*Excited to share on DaySpring’s (in)courage blog today:
As I watched them play on the driveway, I longed for an ounce of their energy. Five kids were playing chase. Two were playing basketball. It was a beautiful day, and I could hear their laughter from the other side of the window. I should’ve felt joy at the scene before me, but what I really felt was exhausted, depleted. I was running on fumes and clinging to my third cup of coffee.
For years, I operated like this, drinking lots of caffeine but pouring from an empty cup. Somewhere I bought into the narrative that it was my job as a Christian woman, mom, and wife to pour out and then pour out some more. Serve others. Put them first. Sacrifice and sacrifice some more. These are the ways of Jesus.
It took me many years and many tear-soaked conversations with God to finally realize that His command is to love others, but to love them as myself.
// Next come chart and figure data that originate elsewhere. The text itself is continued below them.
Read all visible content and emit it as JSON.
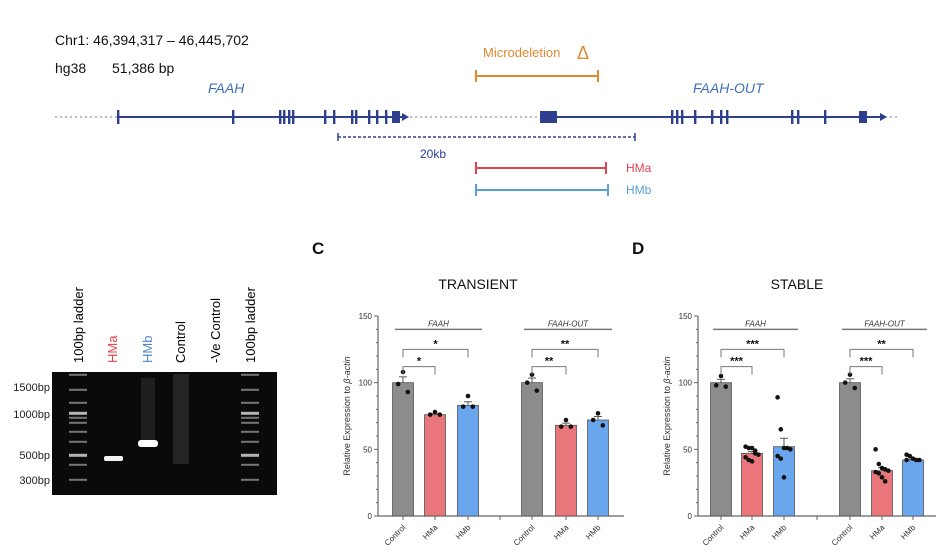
{
  "map": {
    "coordinates": "Chr1: 46,394,317 – 46,445,702",
    "assembly": "hg38",
    "length": "51,386 bp",
    "gene_left": "FAAH",
    "gene_right": "FAAH-OUT",
    "microdeletion_label": "Microdeletion",
    "delta_symbol": "Δ",
    "scale_label": "20kb",
    "hma_label": "HMa",
    "hmb_label": "HMb",
    "colors": {
      "gene": "#2e3f8f",
      "microdeletion": "#e08a2e",
      "hma": "#e0464f",
      "hmb": "#5a9fd6",
      "label_blue": "#3f6fb5"
    }
  },
  "gel": {
    "lanes": [
      {
        "label": "100bp ladder",
        "color": "#000000"
      },
      {
        "label": "HMa",
        "color": "#e0464f"
      },
      {
        "label": "HMb",
        "color": "#4f86c9"
      },
      {
        "label": "Control",
        "color": "#000000"
      },
      {
        "label": "-Ve Control",
        "color": "#000000"
      },
      {
        "label": "100bp ladder",
        "color": "#000000"
      }
    ],
    "markers": [
      "1500bp",
      "1000bp",
      "500bp",
      "300bp"
    ]
  },
  "chart_data": [
    {
      "panel": "C",
      "type": "bar",
      "title": "TRANSIENT",
      "ylabel": "Relative Expression to ",
      "ylabel_italic": "β-actin",
      "ylim": [
        0,
        150
      ],
      "yticks": [
        "0",
        "50",
        "100",
        "150"
      ],
      "categories": [
        "Control",
        "HMa",
        "HMb",
        "Control",
        "HMa",
        "HMb"
      ],
      "groups": [
        "FAAH",
        "FAAH-OUT"
      ],
      "values": [
        100,
        76,
        83,
        100,
        68,
        72
      ],
      "points": [
        [
          108,
          99,
          93
        ],
        [
          78,
          76,
          76
        ],
        [
          90,
          82,
          82
        ],
        [
          106,
          100,
          94
        ],
        [
          72,
          67,
          67
        ],
        [
          77,
          72,
          68
        ]
      ],
      "colors": [
        "#8c8c8c",
        "#e8767a",
        "#6aa6ee",
        "#8c8c8c",
        "#e8767a",
        "#6aa6ee"
      ],
      "significance": [
        {
          "group": 0,
          "compare": "Control vs HMa",
          "label": "*"
        },
        {
          "group": 0,
          "compare": "Control vs HMb",
          "label": "*"
        },
        {
          "group": 1,
          "compare": "Control vs HMa",
          "label": "**"
        },
        {
          "group": 1,
          "compare": "Control vs HMb",
          "label": "**"
        }
      ]
    },
    {
      "panel": "D",
      "type": "bar",
      "title": "STABLE",
      "ylabel": "Relative Expression to ",
      "ylabel_italic": "β-actin",
      "ylim": [
        0,
        150
      ],
      "yticks": [
        "0",
        "50",
        "100",
        "150"
      ],
      "categories": [
        "Control",
        "HMa",
        "HMb",
        "Control",
        "HMa",
        "HMb"
      ],
      "groups": [
        "FAAH",
        "FAAH-OUT"
      ],
      "values": [
        100,
        47,
        52,
        100,
        34,
        42
      ],
      "points": [
        [
          105,
          98,
          97
        ],
        [
          52,
          51,
          51,
          49,
          46,
          44,
          42,
          41,
          47
        ],
        [
          89,
          65,
          51,
          51,
          50,
          45,
          43,
          29
        ],
        [
          106,
          100,
          96
        ],
        [
          50,
          39,
          36,
          35,
          34,
          33,
          32,
          29,
          26
        ],
        [
          46,
          45,
          43,
          42,
          42,
          42
        ]
      ],
      "colors": [
        "#8c8c8c",
        "#e8767a",
        "#6aa6ee",
        "#8c8c8c",
        "#e8767a",
        "#6aa6ee"
      ],
      "significance": [
        {
          "group": 0,
          "compare": "Control vs HMa",
          "label": "***"
        },
        {
          "group": 0,
          "compare": "Control vs HMb",
          "label": "***"
        },
        {
          "group": 1,
          "compare": "Control vs HMa",
          "label": "***"
        },
        {
          "group": 1,
          "compare": "Control vs HMb",
          "label": "**"
        }
      ]
    }
  ]
}
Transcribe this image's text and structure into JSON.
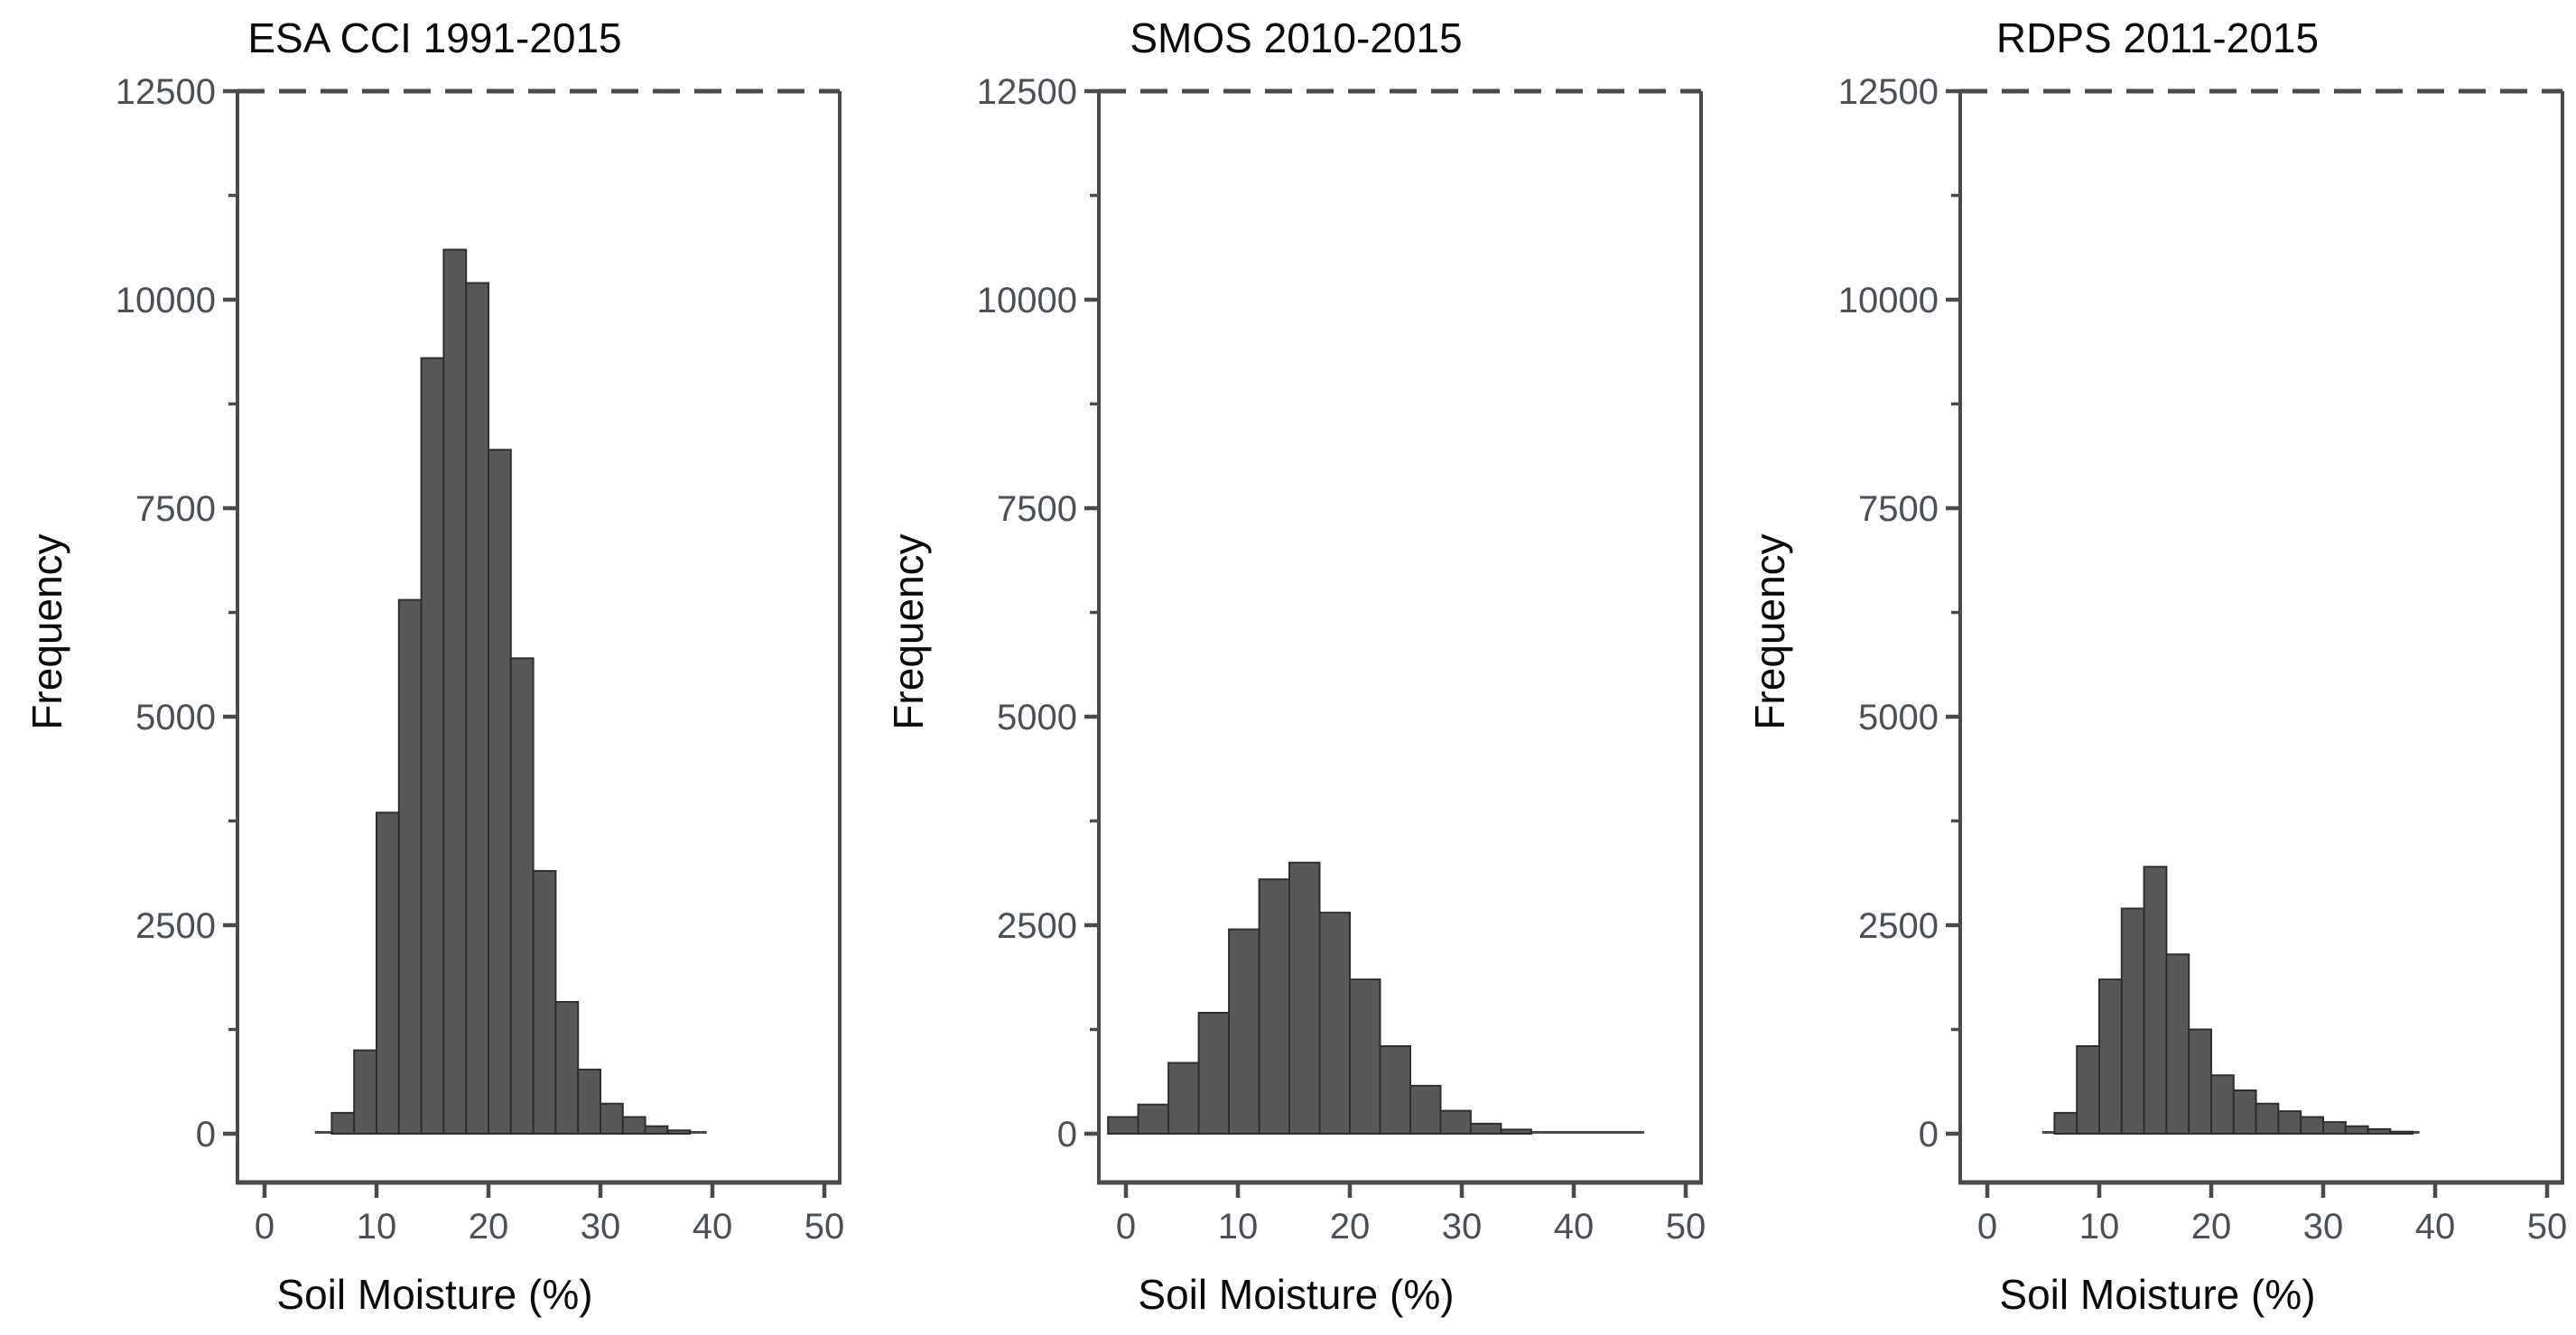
{
  "figure": {
    "background": "#ffffff",
    "bar_fill": "#58585a",
    "bar_stroke": "#2e2e2e",
    "frame_color": "#4a4a4a",
    "tick_label_color": "#4b5057",
    "text_color": "#0a0a0a"
  },
  "chart_data": [
    {
      "type": "bar",
      "title": "ESA CCI 1991-2015",
      "xlabel": "Soil Moisture (%)",
      "ylabel": "Frequency",
      "xlim": [
        -2.4,
        51.4
      ],
      "ylim": [
        0,
        12500
      ],
      "xticks": [
        0,
        10,
        20,
        30,
        40,
        50
      ],
      "yticks": [
        0,
        2500,
        5000,
        7500,
        10000,
        12500
      ],
      "yticks_minor": [
        1250,
        3750,
        6250,
        8750,
        11250
      ],
      "grid": false,
      "legend": false,
      "bins": {
        "start": 6,
        "width": 2,
        "counts": [
          250,
          1000,
          3850,
          6400,
          9300,
          10600,
          10200,
          8200,
          5700,
          3150,
          1580,
          770,
          360,
          200,
          90,
          40
        ]
      },
      "tail_line": {
        "from": 4.5,
        "to": 39.5
      }
    },
    {
      "type": "bar",
      "title": "SMOS 2010-2015",
      "xlabel": "Soil Moisture (%)",
      "ylabel": "Frequency",
      "xlim": [
        -2.4,
        51.4
      ],
      "ylim": [
        0,
        12500
      ],
      "xticks": [
        0,
        10,
        20,
        30,
        40,
        50
      ],
      "yticks": [
        0,
        2500,
        5000,
        7500,
        10000,
        12500
      ],
      "yticks_minor": [
        1250,
        3750,
        6250,
        8750,
        11250
      ],
      "grid": false,
      "legend": false,
      "bins": {
        "start": -1.6,
        "width": 2.7,
        "counts": [
          200,
          350,
          850,
          1450,
          2450,
          3050,
          3250,
          2650,
          1850,
          1050,
          575,
          275,
          120,
          50
        ]
      },
      "tail_line": {
        "from": -1.6,
        "to": 46.3
      }
    },
    {
      "type": "bar",
      "title": "RDPS 2011-2015",
      "xlabel": "Soil Moisture (%)",
      "ylabel": "Frequency",
      "xlim": [
        -2.4,
        51.4
      ],
      "ylim": [
        0,
        12500
      ],
      "xticks": [
        0,
        10,
        20,
        30,
        40,
        50
      ],
      "yticks": [
        0,
        2500,
        5000,
        7500,
        10000,
        12500
      ],
      "yticks_minor": [
        1250,
        3750,
        6250,
        8750,
        11250
      ],
      "grid": false,
      "legend": false,
      "bins": {
        "start": 6,
        "width": 2,
        "counts": [
          250,
          1050,
          1850,
          2700,
          3200,
          2150,
          1250,
          700,
          520,
          360,
          270,
          200,
          140,
          90,
          55,
          25
        ]
      },
      "tail_line": {
        "from": 4.9,
        "to": 38.6
      }
    }
  ]
}
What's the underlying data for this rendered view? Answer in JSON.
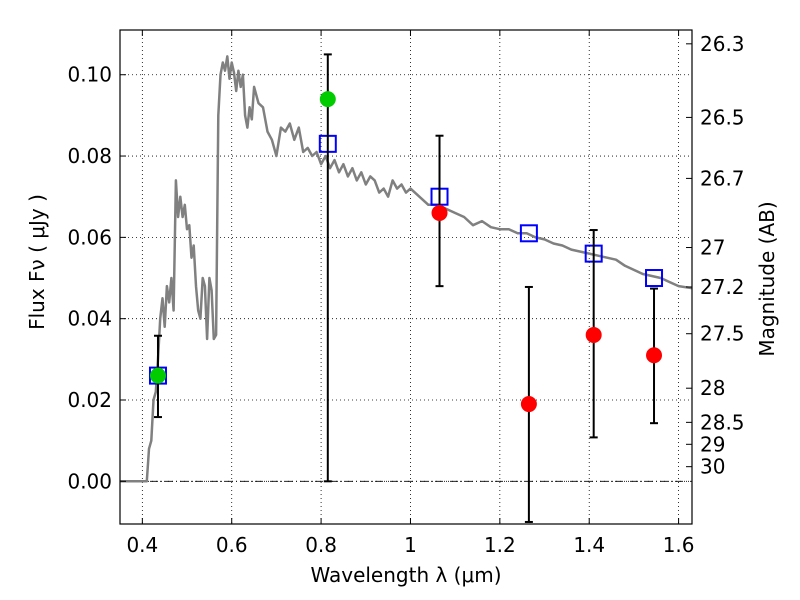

While I was following the first half of that sentence, I was skipping over the second half. I was forgetting that I had to care for myself well in order to care for others well.
Soul care and nourishment are not good ideas or luxuries. I have learned they are necessary if I am going to live out the ways of Jesus. Love and grace have to come in before they can spill it out.
What’s interesting, though, is that when we think about nourishing our souls, we usually think the answer is consumption. An empty cup needs to be filled, so we consume. We do Bible studies, read devotions, and listen to podcasts and sermons. All of that is good and necessary, of course, but what those years of depletion and exhaustion taught me was that the real reason I was tired was that I was trying to carry too much. My hands were full and holding too tightly to a world I was trying to control. Clenched hands are not a posture of receiving anything, including God’s grace.
So, for me, soul care starts with surrender. This means literally laying my worries at the foot of the cross. Sometimes, I name them one by one. Sometimes I lay them down in a jumbled mess that can’t be put into words. Either way, the process is never as easy as it should be.